I never really thought of myself as having a particularly vivid imagination, but apparently it’s enough to make me think of some strange scenarios. Sometimes I’m swept away into a world only I can see, embarking on weird and wonderful adventures. It’s great until one of my children appears, bringing me back into the real world. For some reason these journeys begin when I’m facing some inanimate object and my eyes glaze over, making me look pretty silly – at least to my offspring. Apparently it’s not cool to have a mom who stares at things like vending machines and trees.
What’s so mesmerizing about a vending machine? Nothing much, except that one day, right after I finished deciding what drink I wanted, I started to think about what it would be like to be a little person living inside the machine. I’d spend my days riding on the cans sliding down the chutes, grabbing on to some ledge just before the can reaches the bottom, and then climbing up to the top again. Yeah, it’s weird, but maybe this was my way of going down a water slide without having to wear a bathing suit. Anyway, my eldest child was mortified that her classmates were there to witness my mental departure from the real world.
The tree provided an even more curious scenario. We were in Washington, DC, listening to a particularly boring tour guide drone on about some historical trivia. I happen to love learning about history, but I prefer to hear about it from people who actually know what they’re talking about. I stood at the back of the group, next to a tree. A lone ant came up to the tree and started climbing it. I watched as it wended its way in the channels drawn by the bark and wondered how it know which way to go every time it got to a fork in the “road”. Did he have a specific destination, or was he just looking for food? If I were that ant, how long would it take me to get to the top of the tree? This time it was my younger one who dragged me back to the present.

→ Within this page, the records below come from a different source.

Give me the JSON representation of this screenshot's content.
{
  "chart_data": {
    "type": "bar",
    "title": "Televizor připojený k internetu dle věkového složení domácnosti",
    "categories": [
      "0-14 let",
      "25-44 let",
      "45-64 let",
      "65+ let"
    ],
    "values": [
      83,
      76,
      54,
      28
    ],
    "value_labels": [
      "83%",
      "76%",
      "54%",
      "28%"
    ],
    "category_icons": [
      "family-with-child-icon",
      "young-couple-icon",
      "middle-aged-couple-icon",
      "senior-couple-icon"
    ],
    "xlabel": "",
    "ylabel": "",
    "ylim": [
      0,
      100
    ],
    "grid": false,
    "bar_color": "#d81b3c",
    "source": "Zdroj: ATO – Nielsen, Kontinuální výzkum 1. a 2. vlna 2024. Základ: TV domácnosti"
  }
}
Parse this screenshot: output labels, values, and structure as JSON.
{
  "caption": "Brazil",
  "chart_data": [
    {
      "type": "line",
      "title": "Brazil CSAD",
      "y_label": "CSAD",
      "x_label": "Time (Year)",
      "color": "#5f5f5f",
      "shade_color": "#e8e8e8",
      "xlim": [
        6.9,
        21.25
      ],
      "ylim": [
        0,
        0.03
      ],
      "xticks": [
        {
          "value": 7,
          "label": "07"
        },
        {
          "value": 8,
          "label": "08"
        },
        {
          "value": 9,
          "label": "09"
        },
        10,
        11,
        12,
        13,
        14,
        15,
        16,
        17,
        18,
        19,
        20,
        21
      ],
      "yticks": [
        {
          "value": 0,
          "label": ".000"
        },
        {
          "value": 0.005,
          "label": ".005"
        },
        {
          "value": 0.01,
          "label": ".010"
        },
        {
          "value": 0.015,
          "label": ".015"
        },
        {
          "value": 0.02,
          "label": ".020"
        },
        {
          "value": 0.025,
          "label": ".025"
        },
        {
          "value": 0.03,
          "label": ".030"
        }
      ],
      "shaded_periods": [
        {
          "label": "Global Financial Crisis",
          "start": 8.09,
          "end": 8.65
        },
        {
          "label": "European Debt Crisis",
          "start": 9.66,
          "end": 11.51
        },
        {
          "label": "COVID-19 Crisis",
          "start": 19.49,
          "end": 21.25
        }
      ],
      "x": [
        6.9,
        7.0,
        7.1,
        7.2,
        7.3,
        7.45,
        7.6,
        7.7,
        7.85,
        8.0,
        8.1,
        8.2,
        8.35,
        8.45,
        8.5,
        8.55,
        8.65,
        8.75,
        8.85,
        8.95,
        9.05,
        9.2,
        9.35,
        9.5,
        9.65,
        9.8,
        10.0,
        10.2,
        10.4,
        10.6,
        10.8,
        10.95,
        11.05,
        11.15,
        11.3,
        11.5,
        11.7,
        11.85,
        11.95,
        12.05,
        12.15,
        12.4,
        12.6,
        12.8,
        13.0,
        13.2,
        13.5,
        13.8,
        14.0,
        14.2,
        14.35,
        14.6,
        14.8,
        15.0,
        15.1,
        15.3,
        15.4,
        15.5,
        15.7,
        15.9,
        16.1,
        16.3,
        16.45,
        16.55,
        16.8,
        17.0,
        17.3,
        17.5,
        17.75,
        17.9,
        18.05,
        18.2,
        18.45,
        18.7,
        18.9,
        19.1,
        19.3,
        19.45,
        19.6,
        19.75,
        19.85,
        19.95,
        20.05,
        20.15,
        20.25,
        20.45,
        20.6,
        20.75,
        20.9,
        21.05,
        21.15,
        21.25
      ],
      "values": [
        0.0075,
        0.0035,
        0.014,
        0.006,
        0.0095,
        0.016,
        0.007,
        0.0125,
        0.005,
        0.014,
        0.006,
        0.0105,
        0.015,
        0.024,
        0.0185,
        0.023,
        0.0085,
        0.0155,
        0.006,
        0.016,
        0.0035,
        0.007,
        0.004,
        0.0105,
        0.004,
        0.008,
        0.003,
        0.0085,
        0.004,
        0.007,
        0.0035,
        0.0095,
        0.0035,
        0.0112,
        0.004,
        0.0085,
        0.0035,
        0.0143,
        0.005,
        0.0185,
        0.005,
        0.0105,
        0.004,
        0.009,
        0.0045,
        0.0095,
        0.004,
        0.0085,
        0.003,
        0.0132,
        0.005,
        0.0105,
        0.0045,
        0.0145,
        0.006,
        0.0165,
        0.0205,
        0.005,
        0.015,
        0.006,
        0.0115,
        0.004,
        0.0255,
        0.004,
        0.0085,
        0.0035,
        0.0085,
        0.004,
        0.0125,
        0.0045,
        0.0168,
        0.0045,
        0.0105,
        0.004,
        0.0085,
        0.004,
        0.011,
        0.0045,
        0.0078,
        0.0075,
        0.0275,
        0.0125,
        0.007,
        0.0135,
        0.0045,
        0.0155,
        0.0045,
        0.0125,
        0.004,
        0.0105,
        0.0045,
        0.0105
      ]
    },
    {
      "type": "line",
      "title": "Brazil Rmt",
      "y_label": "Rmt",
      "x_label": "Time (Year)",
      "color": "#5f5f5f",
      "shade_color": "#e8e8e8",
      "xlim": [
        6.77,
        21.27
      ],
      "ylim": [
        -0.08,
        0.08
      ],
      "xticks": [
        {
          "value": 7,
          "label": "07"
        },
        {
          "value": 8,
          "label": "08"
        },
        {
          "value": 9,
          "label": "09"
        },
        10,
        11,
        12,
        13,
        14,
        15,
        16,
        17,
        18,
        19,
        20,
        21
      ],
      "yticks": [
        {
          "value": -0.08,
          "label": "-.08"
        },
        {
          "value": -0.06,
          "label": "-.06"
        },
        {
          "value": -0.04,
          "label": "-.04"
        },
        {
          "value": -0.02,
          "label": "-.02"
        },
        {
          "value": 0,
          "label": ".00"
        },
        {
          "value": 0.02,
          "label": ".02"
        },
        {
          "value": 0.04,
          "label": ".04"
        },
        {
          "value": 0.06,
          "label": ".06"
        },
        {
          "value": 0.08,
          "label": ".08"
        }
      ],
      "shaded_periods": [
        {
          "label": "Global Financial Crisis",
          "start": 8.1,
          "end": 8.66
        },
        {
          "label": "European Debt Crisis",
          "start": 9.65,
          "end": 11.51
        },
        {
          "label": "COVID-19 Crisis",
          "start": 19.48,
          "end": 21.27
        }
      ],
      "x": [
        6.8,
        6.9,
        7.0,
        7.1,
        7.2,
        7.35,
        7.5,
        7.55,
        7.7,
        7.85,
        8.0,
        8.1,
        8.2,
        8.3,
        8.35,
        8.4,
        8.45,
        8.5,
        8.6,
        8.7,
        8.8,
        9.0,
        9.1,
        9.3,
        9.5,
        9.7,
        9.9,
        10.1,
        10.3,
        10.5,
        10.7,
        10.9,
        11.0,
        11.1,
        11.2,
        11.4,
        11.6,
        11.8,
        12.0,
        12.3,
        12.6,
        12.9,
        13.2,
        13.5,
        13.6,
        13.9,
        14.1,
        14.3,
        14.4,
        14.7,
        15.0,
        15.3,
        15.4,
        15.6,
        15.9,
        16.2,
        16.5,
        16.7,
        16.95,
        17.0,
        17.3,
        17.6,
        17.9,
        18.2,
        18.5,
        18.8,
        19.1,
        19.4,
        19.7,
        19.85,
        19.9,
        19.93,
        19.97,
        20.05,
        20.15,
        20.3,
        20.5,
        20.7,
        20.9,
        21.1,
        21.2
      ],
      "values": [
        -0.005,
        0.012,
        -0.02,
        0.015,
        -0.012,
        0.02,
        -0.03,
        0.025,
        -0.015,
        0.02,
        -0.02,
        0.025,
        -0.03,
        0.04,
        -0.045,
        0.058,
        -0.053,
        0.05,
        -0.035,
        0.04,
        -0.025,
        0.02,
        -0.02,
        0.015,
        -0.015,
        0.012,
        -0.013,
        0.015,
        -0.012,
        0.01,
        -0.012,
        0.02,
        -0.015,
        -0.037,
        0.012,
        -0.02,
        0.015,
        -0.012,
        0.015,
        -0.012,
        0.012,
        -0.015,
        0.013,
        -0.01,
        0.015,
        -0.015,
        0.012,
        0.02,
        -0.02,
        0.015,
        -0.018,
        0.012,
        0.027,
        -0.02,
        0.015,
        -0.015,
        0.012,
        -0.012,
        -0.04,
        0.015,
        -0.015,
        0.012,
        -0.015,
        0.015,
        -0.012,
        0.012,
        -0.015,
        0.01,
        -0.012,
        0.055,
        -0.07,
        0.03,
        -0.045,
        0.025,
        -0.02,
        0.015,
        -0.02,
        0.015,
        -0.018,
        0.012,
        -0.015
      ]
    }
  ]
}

Now that both girls are on their own, I have more freedom to daydream. And some of the less strange daydreams have made it into scenes in stories (no, not the pop can slides or the tree-climbing ant). My dear husband doesn’t seem to mind when I “disappear” unless I happen to be facing him when my eyes glaze over (did you ever wonder what it would be like to be a zit?). I do try to make it back to the real world when we’re eating meals together. But I think it makes life easier for him. If I’m off “visiting” someplace in my mind, he can have total control of the remote!